One 2015 work, titled Fisher and Flying Squirrels, depicts a fisher perched on a tree as the flying squirrels attempt a getaway flight. Another 2013 painting, called Mantling Hawk on Rabbit, shows the hawk on a rabbit in the snow after the kill has been made. Other works depict animals including a mink, blue jay, Cooper’s hawk, house finch and cougar. Another piece is of hare tracks in the snow.
The gallery’s curator of collections, David Huff, first saw the collection at Braley’s office at Alexander Tools in 2019.
Huff, who has been instrumental in bringing the collection to Owen Sound, said the donation is significant for a number of reasons, including the quality of the works, the number of pieces, the reputation of the artist and the time period in which McLean completed the works. The gallery has 16 other artworks in its collection by McLean, who has been painting wildlife professionally since age 18.
“For somebody like McLean, we want to be able to explore the whole process. He has been painting for decades and decades and decades and his artwork has changed over the years,” said Huff. “We have some very early works he has done, then we had pieces through the 70s, some in the 80s and a couple in the 90s, but this time period that is sort of at the height of his career was not already represented.”
Huff said it has been a true team effort to bring the collection to the gallery, with Owen Sound senior management, Mayor Ian Boddy, McLean, Braley’s family and the staff at Alexander Tools involved.
McLean, 81, who continues to paint at his home studio near Bognor, said Friday that there is no more appropriate place for the works than the Owen Sound gallery.
“This is our 52nd year here and I partly grew up around here because my family are all from Owen Sound,” McLean said. “The Tom Thomson gallery I think is the only place that should rightfully have the collection because it is a major collection.”
Braley, who died on Oct. 26 at the age of 79, was a long-time collector of McLean’s work, purchasing numerous pieces for his home and business over the past decades.
McLean said he didn’t know how many of his works Braley had in total, but it is certainly the biggest collection in existence, including some that are major pieces in his career as an artist.
He said he lobbied Braley for years about some day directing works to the Owen Sound gallery and was happy to hear from him when he decided to do so.
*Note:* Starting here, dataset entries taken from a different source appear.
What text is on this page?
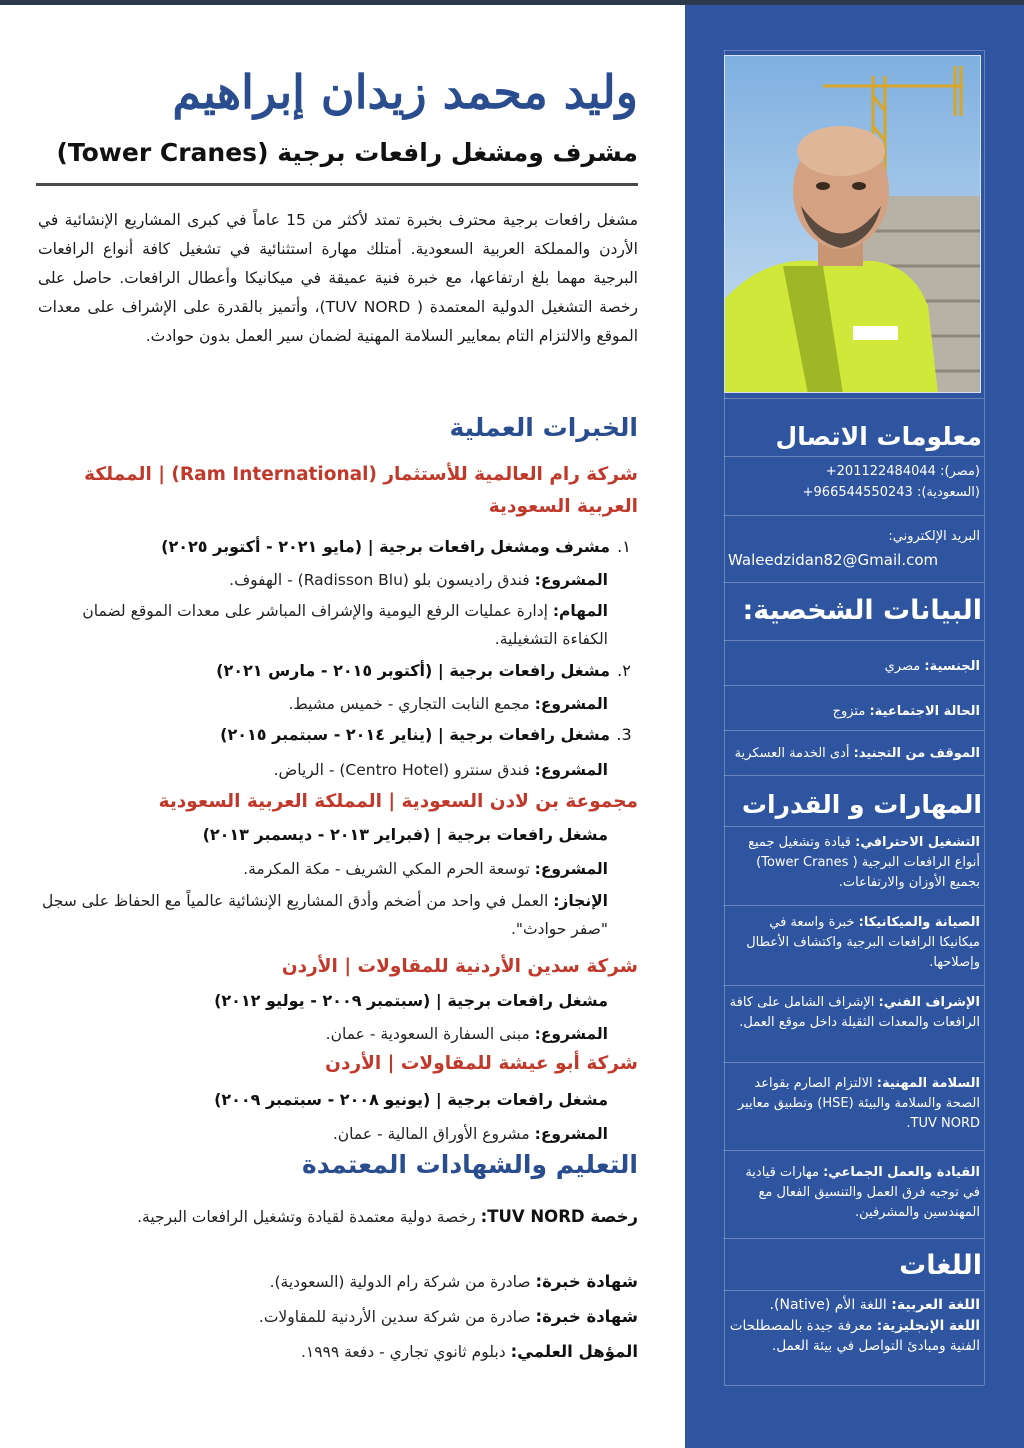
معلومات الاتصال
(مصر): +201122484044
(السعودية): +966544550243
البريد الإلكتروني:
Waleedzidan82@Gmail.com
البيانات الشخصية:
الجنسية: مصري
الحالة الاجتماعية: متزوج
الموقف من التجنيد: أدى الخدمة العسكرية
المهارات و القدرات
التشغيل الاحترافي: قيادة وتشغيل جميع أنواع الرافعات البرجية ( Tower Cranes) بجميع الأوزان والارتفاعات.
الصيانة والميكانيكا: خبرة واسعة في ميكانيكا الرافعات البرجية واكتشاف الأعطال وإصلاحها.
الإشراف الفني: الإشراف الشامل على كافة الرافعات والمعدات الثقيلة داخل موقع العمل.
السلامة المهنية: الالتزام الصارم بقواعد الصحة والسلامة والبيئة (HSE) وتطبيق معايير TUV NORD.
القيادة والعمل الجماعي: مهارات قيادية في توجيه فرق العمل والتنسيق الفعال مع المهندسين والمشرفين.
اللغات
اللغة العربية: اللغة الأم (Native).
اللغة الإنجليزية: معرفة جيدة بالمصطلحات الفنية ومبادئ التواصل في بيئة العمل.
وليد محمد زيدان إبراهيم
مشرف ومشغل رافعات برجية (Tower Cranes)
مشغل رافعات برجية محترف بخبرة تمتد لأكثر من 15 عاماً في كبرى المشاريع الإنشائية في الأردن والمملكة العربية السعودية. أمتلك مهارة استثنائية في تشغيل كافة أنواع الرافعات البرجية مهما بلغ ارتفاعها، مع خبرة فنية عميقة في ميكانيكا وأعطال الرافعات. حاصل على رخصة التشغيل الدولية المعتمدة ( TUV NORD)، وأتميز بالقدرة على الإشراف على معدات الموقع والالتزام التام بمعايير السلامة المهنية لضمان سير العمل بدون حوادث.
الخبرات العملية
شركة رام العالمية للأستثمار (Ram International) | المملكة العربية السعودية
١.مشرف ومشغل رافعات برجية | (مايو ٢٠٢١ - أكتوبر ٢٠٢٥)
المشروع: فندق راديسون بلو (Radisson Blu) - الهفوف.
المهام: إدارة عمليات الرفع اليومية والإشراف المباشر على معدات الموقع لضمان الكفاءة التشغيلية.
٢.مشغل رافعات برجية | (أكتوبر ٢٠١٥ - مارس ٢٠٢١)
المشروع: مجمع النابت التجاري - خميس مشيط.
3.مشغل رافعات برجية | (يناير ٢٠١٤ - سبتمبر ٢٠١٥)
المشروع: فندق سنترو (Centro Hotel) - الرياض.
مجموعة بن لادن السعودية | المملكة العربية السعودية
مشغل رافعات برجية | (فبراير ٢٠١٣ - ديسمبر ٢٠١٣)
المشروع: توسعة الحرم المكي الشريف - مكة المكرمة.
الإنجاز: العمل في واحد من أضخم وأدق المشاريع الإنشائية عالمياً مع الحفاظ على سجل "صفر حوادث".
شركة سدين الأردنية للمقاولات | الأردن
مشغل رافعات برجية | (سبتمبر ٢٠٠٩ - يوليو ٢٠١٢)
المشروع: مبنى السفارة السعودية - عمان.
شركة أبو عيشة للمقاولات | الأردن
مشغل رافعات برجية | (يونيو ٢٠٠٨ - سبتمبر ٢٠٠٩)
المشروع: مشروع الأوراق المالية - عمان.
التعليم والشهادات المعتمدة
رخصة TUV NORD: رخصة دولية معتمدة لقيادة وتشغيل الرافعات البرجية.
شهادة خبرة: صادرة من شركة رام الدولية (السعودية).
شهادة خبرة: صادرة من شركة سدين الأردنية للمقاولات.
المؤهل العلمي: دبلوم ثانوي تجاري - دفعة ١٩٩٩.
“One day he called me up and he said, ‘I have decided to take your advice on this Tom Thomson thing,’” said McLean. “He said, ‘Can you get that started for me’ and I said, ‘sure’ and that is how it began.”
Boddy said the gift was a wonderful one for the gallery to receive.
“We are grateful to David Braley and Alexander Tools Ltd. for their generosity in donating this collection so that we can share George McLean’s incredible talent with the public,” Boddy said. “I congratulate the Tom Thomson Art Gallery and the City of Owen Sound on their collaborative effort in coordination this important donation and look forward to seeing the works at the gallery very soon.”
The gallery is developing plans to publicly showcase the donation.
Alexander Tools president Grant Panchyson said Braley was very passionate about Canadian wildlife art and the pieces by McLean had a special place in his heart.
“He always knew that there would be no better place than the Tom Thomson Art Gallery to share these great pieces with everyone,” Panchyson said. “The works of art have found their permanent home.”